Ritorniamo alla cerimonia di apertura.
Essa si è svolta all’interno della città, con una serie di scenografie ed effetti che forse pretendevano di imitare le sontuose rappresentazioni della Versailles di Luigi XIV. Solo che la Francia proiettata dalle Olimpiadi non ha nessun Luigi XIV e nessun Giovanni Battista Lulli, nessun Charles Le Brun e nessun Moliere ma due mediocri sostituti.

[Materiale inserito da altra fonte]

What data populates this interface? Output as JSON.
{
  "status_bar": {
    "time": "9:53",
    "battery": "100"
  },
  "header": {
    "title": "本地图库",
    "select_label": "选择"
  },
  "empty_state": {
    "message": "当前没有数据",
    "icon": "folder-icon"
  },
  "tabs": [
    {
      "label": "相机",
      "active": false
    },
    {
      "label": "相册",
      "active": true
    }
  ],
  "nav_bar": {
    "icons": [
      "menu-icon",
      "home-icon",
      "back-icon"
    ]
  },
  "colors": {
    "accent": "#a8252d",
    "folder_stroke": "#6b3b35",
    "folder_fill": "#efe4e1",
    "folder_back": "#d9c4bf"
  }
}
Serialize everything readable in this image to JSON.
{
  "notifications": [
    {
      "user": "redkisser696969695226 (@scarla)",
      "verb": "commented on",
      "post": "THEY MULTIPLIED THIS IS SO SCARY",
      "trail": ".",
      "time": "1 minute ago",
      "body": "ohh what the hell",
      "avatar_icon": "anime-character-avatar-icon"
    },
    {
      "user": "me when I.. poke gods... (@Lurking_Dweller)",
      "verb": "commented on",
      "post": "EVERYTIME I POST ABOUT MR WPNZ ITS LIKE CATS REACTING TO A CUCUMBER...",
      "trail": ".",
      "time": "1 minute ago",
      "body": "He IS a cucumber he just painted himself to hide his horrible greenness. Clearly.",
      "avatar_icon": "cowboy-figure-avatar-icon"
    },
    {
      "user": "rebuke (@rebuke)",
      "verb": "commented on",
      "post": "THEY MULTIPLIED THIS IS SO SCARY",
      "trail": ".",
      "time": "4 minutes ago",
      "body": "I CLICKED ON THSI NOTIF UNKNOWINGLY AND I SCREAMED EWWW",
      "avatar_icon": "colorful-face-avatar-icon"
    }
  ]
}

Il supposto equivalente borghese di Luigi XIV, Emanuel Macron, improbabile aspirante Empereur (vedi le sue megalomani e paranoiche minacce nei confronti della Russia), non è neanche un abile danzatore come Luigi XIV. Ha inoltre scatenato una crisi istituzionale senza precedenti, cercando di ostacolare l’ascesa di Marine Le Pen, facilitando quindi un’opposizione capeggiata da un esponente politico (Malenchon) le cui già solo vaghe rassomiglianze fisiche con Leon Trotsky e Palmiro Togliatti sono poco rassicuranti. In realtà, un fossile ideologico alla stessa stregua della teocrazia oggi vigente in Iran. Si sono quindi viste ubriacature di gioia e veri e propri fuochi di artificio e devastazioni per festeggiare l’ascesa di costui e dei suoi alleati.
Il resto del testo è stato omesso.